O intuito da Urbem não é só plantar florestas, mas que promover simultaneamente momentos educacionais e de encontro, onde as pessoas se possam envolver com a Natureza, aprender sobre biodiversidade e conhecer novas pessoas. A ideia é reunir comunidades em torno de cada floresta para que possam ser as pessoas locais, daquela zona ou daquele bairro, a cuidar desses espaços, que, por si só, precisam de pouca manutenção. António e Filipe reconhecem alguma dificuldade em mobilizar a cidade. Tem sido através da plataforma Meetup que a Urbem tem lançado os convites à população. Em dois fins-de-semana consecutivos de Dezembro, lançou-se o repto para ajuda na criação da mini-floresta no Casal Vistoso. Uma dezena de pessoas respondeu afirmativamente.

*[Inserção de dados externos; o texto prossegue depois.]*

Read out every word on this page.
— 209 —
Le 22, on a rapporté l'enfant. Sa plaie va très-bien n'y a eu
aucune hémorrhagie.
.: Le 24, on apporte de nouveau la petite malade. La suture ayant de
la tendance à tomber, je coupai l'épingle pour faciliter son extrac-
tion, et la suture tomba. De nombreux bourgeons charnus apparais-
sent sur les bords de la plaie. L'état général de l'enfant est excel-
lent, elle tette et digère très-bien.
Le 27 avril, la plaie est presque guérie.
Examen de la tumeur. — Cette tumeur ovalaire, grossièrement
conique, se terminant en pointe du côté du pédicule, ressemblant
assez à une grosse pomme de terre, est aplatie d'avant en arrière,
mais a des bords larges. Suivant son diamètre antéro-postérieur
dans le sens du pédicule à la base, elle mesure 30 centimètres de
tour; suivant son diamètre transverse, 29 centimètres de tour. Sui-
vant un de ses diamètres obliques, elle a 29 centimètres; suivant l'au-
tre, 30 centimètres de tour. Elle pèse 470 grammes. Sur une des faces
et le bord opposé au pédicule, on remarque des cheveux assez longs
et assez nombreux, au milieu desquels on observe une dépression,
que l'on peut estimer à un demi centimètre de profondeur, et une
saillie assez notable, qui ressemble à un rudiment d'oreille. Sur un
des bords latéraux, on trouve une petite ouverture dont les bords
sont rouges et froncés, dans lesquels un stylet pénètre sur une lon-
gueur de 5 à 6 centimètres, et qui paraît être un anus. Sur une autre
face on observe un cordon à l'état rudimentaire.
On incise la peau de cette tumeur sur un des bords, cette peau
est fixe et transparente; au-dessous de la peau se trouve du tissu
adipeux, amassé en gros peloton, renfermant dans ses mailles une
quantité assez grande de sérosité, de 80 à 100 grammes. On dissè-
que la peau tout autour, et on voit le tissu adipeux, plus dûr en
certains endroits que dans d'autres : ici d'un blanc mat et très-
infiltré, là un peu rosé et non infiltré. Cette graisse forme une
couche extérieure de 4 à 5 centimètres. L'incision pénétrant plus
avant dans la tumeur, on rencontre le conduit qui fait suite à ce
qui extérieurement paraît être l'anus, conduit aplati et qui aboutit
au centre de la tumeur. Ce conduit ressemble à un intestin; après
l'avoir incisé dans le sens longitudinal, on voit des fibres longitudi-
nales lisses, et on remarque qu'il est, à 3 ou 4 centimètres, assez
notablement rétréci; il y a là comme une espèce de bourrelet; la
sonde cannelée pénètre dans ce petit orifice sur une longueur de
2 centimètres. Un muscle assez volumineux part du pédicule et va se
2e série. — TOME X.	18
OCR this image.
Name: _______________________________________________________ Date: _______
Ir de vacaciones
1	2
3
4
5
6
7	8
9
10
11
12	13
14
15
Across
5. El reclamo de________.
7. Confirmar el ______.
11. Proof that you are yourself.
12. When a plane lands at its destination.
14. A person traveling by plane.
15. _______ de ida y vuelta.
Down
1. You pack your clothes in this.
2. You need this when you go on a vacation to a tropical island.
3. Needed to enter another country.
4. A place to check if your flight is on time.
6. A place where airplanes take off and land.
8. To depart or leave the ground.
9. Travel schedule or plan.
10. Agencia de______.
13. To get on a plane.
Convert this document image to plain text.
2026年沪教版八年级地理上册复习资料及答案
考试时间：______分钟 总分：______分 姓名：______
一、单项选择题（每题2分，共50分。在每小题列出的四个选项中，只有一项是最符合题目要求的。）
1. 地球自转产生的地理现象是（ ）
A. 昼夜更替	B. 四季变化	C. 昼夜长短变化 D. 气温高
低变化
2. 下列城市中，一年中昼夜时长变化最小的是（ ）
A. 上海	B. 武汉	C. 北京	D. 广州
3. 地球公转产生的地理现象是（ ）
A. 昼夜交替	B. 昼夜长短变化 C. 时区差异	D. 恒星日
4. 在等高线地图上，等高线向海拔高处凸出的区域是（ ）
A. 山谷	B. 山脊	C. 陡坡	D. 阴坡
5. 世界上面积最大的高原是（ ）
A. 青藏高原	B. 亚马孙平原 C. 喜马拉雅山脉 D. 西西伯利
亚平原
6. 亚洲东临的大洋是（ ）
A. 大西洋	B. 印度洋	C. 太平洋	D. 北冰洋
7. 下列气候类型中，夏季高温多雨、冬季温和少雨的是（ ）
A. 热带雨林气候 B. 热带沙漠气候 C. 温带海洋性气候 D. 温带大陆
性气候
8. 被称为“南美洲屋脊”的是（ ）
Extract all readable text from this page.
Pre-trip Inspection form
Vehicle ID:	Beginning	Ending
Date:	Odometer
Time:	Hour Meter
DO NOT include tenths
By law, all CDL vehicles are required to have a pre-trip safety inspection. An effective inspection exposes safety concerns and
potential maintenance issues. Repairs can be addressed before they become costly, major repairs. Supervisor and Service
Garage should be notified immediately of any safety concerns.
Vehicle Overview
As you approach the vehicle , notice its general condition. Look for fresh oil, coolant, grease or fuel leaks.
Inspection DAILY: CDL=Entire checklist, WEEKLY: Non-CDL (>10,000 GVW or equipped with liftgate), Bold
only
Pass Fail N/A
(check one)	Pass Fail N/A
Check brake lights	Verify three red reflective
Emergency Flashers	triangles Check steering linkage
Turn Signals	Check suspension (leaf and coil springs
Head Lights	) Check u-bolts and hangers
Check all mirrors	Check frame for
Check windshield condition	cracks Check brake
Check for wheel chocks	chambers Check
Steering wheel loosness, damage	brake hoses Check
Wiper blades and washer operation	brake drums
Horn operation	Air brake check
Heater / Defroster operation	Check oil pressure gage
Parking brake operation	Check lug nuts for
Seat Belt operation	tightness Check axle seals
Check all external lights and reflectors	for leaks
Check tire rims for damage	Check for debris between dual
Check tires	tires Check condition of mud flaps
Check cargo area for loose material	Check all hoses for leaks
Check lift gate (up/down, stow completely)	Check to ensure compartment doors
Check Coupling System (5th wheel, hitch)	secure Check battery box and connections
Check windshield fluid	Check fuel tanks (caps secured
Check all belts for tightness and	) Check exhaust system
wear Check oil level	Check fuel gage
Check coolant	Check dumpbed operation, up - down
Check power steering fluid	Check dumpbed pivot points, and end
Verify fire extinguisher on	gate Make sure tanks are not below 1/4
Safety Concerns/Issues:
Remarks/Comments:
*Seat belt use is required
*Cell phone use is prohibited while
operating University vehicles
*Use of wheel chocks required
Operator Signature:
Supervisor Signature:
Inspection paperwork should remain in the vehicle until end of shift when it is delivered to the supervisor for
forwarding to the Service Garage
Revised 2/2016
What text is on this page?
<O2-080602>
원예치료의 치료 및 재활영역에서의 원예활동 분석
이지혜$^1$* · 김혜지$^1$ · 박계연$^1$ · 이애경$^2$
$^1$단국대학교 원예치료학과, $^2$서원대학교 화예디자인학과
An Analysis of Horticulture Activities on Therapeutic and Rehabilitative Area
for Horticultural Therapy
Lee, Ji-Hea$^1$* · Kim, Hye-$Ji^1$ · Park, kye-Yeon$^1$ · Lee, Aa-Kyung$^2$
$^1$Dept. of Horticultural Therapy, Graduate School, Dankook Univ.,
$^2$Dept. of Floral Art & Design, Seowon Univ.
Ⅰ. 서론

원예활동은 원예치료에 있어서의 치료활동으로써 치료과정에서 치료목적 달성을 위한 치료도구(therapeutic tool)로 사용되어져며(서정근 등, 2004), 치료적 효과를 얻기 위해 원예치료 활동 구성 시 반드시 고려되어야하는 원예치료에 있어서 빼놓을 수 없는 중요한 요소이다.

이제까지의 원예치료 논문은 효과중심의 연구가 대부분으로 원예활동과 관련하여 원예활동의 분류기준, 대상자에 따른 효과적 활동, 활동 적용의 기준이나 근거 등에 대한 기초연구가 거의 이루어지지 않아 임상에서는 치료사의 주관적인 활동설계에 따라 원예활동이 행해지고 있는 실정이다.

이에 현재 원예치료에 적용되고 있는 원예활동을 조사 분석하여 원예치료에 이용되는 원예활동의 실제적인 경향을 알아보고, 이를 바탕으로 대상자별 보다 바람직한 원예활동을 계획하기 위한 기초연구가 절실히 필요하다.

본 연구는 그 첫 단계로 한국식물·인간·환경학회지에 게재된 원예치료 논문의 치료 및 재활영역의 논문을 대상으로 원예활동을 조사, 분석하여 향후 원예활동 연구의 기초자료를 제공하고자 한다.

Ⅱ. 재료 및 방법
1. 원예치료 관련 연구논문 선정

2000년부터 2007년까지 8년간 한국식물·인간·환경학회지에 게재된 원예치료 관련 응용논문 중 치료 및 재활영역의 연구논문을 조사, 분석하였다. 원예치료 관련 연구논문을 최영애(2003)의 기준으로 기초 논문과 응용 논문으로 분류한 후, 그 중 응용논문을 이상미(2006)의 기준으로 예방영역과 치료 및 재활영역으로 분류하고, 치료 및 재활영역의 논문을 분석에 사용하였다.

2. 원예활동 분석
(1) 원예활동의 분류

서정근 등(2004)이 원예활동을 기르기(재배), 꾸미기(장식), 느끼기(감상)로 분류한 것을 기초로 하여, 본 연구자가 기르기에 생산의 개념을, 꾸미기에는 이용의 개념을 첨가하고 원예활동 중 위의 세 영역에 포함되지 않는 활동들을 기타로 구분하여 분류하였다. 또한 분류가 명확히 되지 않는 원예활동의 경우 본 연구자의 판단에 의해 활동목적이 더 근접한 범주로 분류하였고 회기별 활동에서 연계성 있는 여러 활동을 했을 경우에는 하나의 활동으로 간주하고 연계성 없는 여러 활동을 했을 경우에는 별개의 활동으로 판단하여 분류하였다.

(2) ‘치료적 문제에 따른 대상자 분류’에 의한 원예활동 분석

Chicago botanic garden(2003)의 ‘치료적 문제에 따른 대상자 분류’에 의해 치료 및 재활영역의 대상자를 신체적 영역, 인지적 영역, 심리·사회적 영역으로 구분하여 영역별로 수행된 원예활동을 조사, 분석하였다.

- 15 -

No sábado de manhã em que o Lisboa Para Pessoas acompanhou a Urbem, António ajudava e guiava duas voluntárias, de pá e enxada na mão, na abertura de caminhos para a água e em pequenas modelações de terreno. O plano para aquele terreno prevê diferentes secções de plantação, atravessados por canais onde a água se pode acumular e infiltrar-se. Estão previstos caminhos pedonais pelo meio da floresta porque a ideia é também permitir que as pessoas possam entrar e descobri-la por dentro. Haverá ainda pelo menos dois charcos temporários.

A proposta para a mini-floresta no Casal Vistoso (via Urbem)

A parcela de terreno no Parque Urbano do Casal Visto para a criação desta mini-floresta foi cedida à Urbem pela Câmara de Lisboa, no âmbito do projecto europeu Life Lungs Lisboa. “O plano é começar a plantação em Janeiro”, reforça António; e, por isso, ali a um canto já aguardam os sacos com a cobertura vegetal espalhada pelo terreno para preservar o máximo de humidade possível no solo para o crescimento das plantas. Depois da plantação, seguem-se fase de manutenção mais intensiva, de levantamento e mapeamento de todas as espécies e de monitorização trimestral.